Reinheit des Herzens

Nachfolgend Auszüge aus der Magisterarbeit „Die katholische Kirche als Hüterin des ungeborenen Lebens und einer menschenwürdigen Begegnung der Geschlechter“ von Christian M. Gerl(M.A.)

Jesus sagt: „Du sollst nicht ehebrechen! Ich aber sage euch: Ein jeder, der eine Frau anblickt mit begehrlicher Absicht, hat schon die Ehe mit ihr gebrochen in seinem Herzen.

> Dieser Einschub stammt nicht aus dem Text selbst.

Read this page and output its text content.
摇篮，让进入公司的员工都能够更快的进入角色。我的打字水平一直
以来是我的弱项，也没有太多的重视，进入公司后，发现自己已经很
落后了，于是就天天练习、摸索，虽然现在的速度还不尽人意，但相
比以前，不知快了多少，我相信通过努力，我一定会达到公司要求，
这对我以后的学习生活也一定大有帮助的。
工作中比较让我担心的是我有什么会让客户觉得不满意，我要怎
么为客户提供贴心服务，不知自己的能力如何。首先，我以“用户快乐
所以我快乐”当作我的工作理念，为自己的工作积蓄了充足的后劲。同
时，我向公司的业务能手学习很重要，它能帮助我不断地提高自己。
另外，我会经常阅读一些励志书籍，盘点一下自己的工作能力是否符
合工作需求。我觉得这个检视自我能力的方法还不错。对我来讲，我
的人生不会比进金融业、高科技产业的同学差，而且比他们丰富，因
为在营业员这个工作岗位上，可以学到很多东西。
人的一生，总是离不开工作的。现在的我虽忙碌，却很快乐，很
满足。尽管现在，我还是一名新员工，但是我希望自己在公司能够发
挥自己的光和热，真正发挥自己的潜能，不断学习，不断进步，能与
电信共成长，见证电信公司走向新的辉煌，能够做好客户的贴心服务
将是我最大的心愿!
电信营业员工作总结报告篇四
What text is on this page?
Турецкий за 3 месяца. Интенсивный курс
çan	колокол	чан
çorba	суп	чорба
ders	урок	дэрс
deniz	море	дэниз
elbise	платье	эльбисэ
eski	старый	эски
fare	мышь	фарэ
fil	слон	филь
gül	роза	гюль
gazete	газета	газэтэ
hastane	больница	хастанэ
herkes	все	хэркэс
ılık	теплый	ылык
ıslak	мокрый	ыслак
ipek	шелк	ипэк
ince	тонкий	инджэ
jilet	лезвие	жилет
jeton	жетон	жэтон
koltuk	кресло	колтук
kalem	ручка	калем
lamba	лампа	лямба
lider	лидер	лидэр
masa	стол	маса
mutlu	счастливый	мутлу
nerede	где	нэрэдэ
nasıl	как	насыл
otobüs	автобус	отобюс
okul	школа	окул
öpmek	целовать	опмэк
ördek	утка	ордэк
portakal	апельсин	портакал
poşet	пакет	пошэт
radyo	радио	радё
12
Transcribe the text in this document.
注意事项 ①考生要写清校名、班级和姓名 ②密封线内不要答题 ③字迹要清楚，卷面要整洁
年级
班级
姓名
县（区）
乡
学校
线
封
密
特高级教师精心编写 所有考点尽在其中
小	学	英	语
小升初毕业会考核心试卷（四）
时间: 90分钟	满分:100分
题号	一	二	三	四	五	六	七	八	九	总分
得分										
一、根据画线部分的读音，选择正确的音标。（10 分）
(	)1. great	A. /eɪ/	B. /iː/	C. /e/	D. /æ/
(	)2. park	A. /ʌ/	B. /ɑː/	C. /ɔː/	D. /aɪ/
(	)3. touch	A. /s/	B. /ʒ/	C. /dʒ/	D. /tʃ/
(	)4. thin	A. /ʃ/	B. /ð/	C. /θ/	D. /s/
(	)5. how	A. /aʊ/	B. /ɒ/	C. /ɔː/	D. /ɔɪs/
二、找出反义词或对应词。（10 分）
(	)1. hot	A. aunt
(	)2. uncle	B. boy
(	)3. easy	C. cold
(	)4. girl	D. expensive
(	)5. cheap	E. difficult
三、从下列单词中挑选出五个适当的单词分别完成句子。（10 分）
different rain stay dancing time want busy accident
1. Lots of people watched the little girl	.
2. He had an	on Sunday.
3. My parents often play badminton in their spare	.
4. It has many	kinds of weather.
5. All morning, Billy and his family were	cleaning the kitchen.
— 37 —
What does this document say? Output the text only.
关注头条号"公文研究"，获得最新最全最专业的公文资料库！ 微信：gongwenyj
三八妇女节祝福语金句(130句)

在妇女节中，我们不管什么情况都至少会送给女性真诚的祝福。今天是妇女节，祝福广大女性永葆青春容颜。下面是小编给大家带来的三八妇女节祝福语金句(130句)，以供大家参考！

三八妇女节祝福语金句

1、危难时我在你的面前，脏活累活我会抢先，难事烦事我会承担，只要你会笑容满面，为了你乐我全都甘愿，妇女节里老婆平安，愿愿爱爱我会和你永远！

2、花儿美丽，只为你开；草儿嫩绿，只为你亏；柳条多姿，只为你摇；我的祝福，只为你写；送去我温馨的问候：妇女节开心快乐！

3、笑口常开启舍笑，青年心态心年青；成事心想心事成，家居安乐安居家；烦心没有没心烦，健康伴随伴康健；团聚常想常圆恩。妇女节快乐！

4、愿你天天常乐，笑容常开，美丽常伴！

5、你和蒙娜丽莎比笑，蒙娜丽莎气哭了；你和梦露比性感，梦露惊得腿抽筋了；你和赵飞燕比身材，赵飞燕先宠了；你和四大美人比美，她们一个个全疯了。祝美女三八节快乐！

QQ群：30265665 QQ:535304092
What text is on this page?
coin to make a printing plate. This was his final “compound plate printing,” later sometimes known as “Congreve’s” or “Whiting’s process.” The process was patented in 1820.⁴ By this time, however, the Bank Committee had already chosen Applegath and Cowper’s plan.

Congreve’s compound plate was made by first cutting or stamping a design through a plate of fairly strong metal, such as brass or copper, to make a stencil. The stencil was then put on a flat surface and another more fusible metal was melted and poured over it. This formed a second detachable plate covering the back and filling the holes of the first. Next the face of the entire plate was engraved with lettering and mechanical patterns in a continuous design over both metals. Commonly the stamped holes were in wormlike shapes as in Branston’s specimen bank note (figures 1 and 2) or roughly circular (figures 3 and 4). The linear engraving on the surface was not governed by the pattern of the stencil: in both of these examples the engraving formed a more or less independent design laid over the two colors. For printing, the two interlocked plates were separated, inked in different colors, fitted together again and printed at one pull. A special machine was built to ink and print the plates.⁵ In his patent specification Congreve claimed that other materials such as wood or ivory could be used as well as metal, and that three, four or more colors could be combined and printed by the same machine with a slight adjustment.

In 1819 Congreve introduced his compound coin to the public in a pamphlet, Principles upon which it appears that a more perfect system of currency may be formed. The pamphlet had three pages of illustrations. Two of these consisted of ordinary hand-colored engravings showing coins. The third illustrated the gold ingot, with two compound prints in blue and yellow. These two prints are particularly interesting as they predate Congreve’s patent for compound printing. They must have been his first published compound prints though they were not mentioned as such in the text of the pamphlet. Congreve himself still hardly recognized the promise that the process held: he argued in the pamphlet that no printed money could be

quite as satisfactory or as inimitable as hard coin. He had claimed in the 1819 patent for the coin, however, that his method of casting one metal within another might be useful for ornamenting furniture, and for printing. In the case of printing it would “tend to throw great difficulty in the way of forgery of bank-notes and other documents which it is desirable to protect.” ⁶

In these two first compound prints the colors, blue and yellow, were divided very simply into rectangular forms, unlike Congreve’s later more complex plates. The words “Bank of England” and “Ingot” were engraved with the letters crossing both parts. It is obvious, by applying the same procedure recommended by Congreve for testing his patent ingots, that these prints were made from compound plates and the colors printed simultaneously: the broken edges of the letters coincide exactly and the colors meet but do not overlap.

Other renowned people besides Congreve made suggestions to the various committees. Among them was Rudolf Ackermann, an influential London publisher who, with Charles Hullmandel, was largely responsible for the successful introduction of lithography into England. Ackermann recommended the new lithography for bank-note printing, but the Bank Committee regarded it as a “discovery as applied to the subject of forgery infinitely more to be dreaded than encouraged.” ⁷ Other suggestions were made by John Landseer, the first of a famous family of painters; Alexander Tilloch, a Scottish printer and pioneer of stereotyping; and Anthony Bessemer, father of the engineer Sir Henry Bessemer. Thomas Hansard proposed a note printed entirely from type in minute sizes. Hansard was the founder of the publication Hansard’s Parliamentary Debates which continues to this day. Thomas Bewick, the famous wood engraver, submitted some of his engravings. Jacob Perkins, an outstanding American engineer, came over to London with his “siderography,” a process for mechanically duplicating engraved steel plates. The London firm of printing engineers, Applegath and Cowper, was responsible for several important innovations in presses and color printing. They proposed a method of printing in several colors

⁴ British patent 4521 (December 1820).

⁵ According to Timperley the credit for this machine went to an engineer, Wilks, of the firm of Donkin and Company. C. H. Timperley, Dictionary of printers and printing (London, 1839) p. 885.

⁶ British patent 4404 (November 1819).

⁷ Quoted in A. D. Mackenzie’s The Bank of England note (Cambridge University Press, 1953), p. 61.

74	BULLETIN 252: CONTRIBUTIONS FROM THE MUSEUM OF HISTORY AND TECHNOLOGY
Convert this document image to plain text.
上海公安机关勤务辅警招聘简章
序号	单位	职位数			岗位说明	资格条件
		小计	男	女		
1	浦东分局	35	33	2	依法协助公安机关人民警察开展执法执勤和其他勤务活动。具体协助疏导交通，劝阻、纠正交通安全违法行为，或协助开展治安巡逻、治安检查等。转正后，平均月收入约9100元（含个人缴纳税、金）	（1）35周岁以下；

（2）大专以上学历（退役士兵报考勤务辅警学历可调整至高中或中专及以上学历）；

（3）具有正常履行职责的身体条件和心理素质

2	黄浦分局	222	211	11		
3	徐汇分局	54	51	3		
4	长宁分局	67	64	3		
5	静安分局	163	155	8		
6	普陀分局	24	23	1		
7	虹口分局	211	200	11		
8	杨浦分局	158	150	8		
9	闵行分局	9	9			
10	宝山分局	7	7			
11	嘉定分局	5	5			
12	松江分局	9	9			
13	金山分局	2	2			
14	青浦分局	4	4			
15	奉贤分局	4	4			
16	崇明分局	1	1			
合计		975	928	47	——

Wenn dir dein rechtes Auge zum Ärgernis wird, so reiß es aus und wirf es von dir; denn es ist besser für dich, dass eines deiner Glieder verlorengehe, als dass dein ganzer Leib in die Hölle geworfen werde“(vgl. Mt 5,27-29).

Die Worte Christi sind anspruchsvoll und scheinen in einer Welt globaler Animierungen zu unkeuschen Gedanken, Worten und Taten durch massenhaft erzeugte, unsittliche Bilder kaum leb bar.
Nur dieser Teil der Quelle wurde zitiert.